Major Osei Stewart, then the General Secretary for Los Angeles Metro Coordination, remembers the impact of the gift, and how it ensured the services of The Salvation Army Southeast Communities Corps would remain open and available to help people experiencing homelessness, families and seniors who were in need.
“Without Ms. Larson’s gift, we would have had to close our doors, causing many families to go without daily essentials, causing the homeless population to be without the regular hot meals, personal hygiene supplies, clothing and blankets for their basic needs,” Stewart said.
“Without Ms.

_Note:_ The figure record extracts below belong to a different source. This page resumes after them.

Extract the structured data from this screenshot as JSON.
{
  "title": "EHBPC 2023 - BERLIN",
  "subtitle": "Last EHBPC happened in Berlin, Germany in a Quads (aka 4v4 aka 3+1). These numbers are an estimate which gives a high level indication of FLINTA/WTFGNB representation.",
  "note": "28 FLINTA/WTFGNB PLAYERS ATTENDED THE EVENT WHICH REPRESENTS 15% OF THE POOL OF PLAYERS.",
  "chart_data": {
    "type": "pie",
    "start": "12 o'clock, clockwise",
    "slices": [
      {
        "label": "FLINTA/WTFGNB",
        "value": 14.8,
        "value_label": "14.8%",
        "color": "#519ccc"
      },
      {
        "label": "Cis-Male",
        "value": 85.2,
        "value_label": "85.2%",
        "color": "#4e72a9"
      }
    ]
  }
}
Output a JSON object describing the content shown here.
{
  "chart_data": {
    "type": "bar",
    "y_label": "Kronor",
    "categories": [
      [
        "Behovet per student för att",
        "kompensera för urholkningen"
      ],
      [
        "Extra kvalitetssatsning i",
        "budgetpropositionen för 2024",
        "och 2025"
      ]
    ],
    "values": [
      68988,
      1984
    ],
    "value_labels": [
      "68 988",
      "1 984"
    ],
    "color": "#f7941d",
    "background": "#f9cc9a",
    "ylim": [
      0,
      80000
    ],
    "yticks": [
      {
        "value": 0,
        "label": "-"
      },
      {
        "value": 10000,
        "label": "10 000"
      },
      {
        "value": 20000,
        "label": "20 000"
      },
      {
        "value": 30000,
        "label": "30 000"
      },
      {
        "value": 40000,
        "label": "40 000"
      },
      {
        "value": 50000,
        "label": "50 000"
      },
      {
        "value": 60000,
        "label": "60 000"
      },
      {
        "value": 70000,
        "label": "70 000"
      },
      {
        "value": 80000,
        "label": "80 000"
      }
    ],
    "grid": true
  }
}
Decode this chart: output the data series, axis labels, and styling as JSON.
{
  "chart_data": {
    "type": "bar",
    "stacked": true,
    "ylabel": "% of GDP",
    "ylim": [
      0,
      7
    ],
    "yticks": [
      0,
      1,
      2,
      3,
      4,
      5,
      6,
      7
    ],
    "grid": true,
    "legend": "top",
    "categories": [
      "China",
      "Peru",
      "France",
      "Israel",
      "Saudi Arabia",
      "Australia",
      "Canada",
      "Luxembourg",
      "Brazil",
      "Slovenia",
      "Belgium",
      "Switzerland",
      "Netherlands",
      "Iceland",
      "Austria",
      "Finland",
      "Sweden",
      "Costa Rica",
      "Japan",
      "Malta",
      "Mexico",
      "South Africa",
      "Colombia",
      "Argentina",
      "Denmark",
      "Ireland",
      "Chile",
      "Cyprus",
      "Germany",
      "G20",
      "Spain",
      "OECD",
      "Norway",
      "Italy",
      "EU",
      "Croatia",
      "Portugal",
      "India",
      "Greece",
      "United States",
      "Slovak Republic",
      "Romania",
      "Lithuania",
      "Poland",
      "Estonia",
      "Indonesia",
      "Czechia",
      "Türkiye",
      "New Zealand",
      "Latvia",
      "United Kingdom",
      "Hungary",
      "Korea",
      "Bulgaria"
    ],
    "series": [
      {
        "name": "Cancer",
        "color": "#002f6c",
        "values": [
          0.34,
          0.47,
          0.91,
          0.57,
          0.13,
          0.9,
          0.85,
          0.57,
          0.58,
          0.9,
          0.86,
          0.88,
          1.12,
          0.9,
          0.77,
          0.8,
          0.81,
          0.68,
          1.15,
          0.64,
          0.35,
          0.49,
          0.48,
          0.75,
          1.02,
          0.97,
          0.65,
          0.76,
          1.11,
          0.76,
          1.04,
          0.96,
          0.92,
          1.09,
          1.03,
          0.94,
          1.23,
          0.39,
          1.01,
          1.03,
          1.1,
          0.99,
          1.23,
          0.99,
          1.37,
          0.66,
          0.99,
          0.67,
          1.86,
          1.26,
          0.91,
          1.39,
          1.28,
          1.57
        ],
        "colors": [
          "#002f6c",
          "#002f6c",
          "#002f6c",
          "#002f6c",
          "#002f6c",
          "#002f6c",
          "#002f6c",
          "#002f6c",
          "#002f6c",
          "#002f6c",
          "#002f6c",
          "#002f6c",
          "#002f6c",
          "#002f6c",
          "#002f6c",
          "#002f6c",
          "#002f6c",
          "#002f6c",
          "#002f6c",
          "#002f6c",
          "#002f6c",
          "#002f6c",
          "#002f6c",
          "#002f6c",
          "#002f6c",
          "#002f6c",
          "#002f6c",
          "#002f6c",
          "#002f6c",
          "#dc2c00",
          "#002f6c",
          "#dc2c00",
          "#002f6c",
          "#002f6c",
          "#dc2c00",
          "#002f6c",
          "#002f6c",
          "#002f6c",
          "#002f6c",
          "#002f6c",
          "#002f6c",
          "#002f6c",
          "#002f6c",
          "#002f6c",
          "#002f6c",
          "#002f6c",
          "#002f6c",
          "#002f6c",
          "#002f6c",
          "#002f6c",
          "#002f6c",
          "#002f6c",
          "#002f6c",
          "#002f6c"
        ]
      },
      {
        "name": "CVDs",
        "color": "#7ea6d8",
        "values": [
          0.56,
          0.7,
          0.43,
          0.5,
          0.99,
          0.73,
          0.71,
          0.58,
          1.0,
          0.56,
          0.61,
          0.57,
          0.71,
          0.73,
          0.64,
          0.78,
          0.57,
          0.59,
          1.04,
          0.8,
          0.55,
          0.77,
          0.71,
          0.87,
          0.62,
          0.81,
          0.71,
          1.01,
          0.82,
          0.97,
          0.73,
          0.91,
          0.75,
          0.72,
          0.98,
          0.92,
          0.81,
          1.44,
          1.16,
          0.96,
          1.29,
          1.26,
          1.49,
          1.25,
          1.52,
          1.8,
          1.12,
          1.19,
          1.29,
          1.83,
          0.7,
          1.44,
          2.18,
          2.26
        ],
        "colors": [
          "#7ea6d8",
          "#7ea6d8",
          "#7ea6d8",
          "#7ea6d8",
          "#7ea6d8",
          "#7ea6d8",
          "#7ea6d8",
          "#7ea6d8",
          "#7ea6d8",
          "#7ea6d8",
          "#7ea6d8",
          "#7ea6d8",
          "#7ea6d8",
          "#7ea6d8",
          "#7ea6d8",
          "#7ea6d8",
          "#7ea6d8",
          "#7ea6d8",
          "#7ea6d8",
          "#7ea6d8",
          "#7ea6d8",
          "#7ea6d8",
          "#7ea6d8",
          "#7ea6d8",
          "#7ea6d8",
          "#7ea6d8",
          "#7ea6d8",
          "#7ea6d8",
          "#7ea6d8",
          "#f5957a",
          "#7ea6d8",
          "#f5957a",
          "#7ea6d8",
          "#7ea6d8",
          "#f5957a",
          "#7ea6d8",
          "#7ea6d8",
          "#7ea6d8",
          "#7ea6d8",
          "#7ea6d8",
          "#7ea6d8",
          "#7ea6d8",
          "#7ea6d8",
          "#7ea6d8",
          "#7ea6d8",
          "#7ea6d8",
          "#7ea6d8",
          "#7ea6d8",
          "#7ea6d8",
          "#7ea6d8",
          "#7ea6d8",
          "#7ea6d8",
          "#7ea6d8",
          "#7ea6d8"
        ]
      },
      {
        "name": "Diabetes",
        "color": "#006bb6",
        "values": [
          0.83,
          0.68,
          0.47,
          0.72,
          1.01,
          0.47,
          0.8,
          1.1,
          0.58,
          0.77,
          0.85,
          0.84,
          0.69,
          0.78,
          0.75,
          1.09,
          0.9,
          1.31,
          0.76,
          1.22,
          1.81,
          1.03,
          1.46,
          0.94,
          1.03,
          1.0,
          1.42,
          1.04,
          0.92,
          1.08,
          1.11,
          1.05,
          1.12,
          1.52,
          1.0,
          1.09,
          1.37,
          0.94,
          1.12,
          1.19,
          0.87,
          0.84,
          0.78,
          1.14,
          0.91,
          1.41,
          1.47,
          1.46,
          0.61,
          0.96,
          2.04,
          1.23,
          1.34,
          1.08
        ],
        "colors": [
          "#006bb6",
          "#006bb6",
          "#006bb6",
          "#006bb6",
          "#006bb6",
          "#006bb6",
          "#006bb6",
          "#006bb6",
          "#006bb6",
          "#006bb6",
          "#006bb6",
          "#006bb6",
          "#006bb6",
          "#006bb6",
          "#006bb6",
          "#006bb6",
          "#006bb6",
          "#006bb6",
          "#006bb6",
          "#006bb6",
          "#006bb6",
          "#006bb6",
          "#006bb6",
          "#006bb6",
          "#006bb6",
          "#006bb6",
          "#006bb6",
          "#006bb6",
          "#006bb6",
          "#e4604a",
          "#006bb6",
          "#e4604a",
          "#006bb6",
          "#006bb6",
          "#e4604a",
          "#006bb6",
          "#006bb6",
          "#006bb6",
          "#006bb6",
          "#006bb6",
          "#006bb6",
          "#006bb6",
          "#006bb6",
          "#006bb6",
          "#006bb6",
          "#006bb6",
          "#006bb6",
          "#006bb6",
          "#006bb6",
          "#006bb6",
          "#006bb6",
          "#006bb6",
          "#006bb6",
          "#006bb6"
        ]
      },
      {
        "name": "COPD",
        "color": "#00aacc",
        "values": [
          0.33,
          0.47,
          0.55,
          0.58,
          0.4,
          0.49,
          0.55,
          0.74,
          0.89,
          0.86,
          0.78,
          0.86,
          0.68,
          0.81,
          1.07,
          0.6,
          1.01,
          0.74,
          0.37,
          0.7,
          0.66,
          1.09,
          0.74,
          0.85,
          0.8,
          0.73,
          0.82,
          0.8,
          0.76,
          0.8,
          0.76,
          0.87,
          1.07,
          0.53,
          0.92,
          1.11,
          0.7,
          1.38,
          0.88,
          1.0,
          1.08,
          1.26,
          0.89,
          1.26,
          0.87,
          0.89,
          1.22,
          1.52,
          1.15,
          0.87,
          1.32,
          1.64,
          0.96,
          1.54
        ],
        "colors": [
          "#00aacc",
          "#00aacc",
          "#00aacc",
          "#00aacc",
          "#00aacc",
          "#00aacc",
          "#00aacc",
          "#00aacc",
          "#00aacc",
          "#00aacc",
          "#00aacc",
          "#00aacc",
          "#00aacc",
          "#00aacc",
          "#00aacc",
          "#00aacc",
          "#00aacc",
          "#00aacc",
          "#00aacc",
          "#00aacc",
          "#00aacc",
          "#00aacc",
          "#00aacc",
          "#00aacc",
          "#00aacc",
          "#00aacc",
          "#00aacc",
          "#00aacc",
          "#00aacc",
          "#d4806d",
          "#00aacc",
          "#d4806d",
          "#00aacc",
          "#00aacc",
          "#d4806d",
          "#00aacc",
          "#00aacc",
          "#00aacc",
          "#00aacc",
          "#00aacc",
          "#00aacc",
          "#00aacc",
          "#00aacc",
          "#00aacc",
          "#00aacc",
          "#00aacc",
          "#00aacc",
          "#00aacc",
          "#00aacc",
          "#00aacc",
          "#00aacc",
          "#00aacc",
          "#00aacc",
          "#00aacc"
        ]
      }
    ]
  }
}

Larson’s gift, the families of those communities would not have had access to our food pantry, which fed countless many, and our rent and utility assistance, that helped during the toughest of times of the pandemic.”
All of Larson’s philanthropy throughout her lifetime stemmed from who she was, Smith said.
“If, in your heart, you love something and want to do something good, you’re going to do it. And that’s what she did. This is from her heart…wanting to leave a legacy, caring for others,” he said.
“We were one of the organizations in which she chose to invest her legacy…saying, ‘I want to leave something good. I want the world to be a better place because I was here.’ And that’s why she did it. Not because we asked her to.”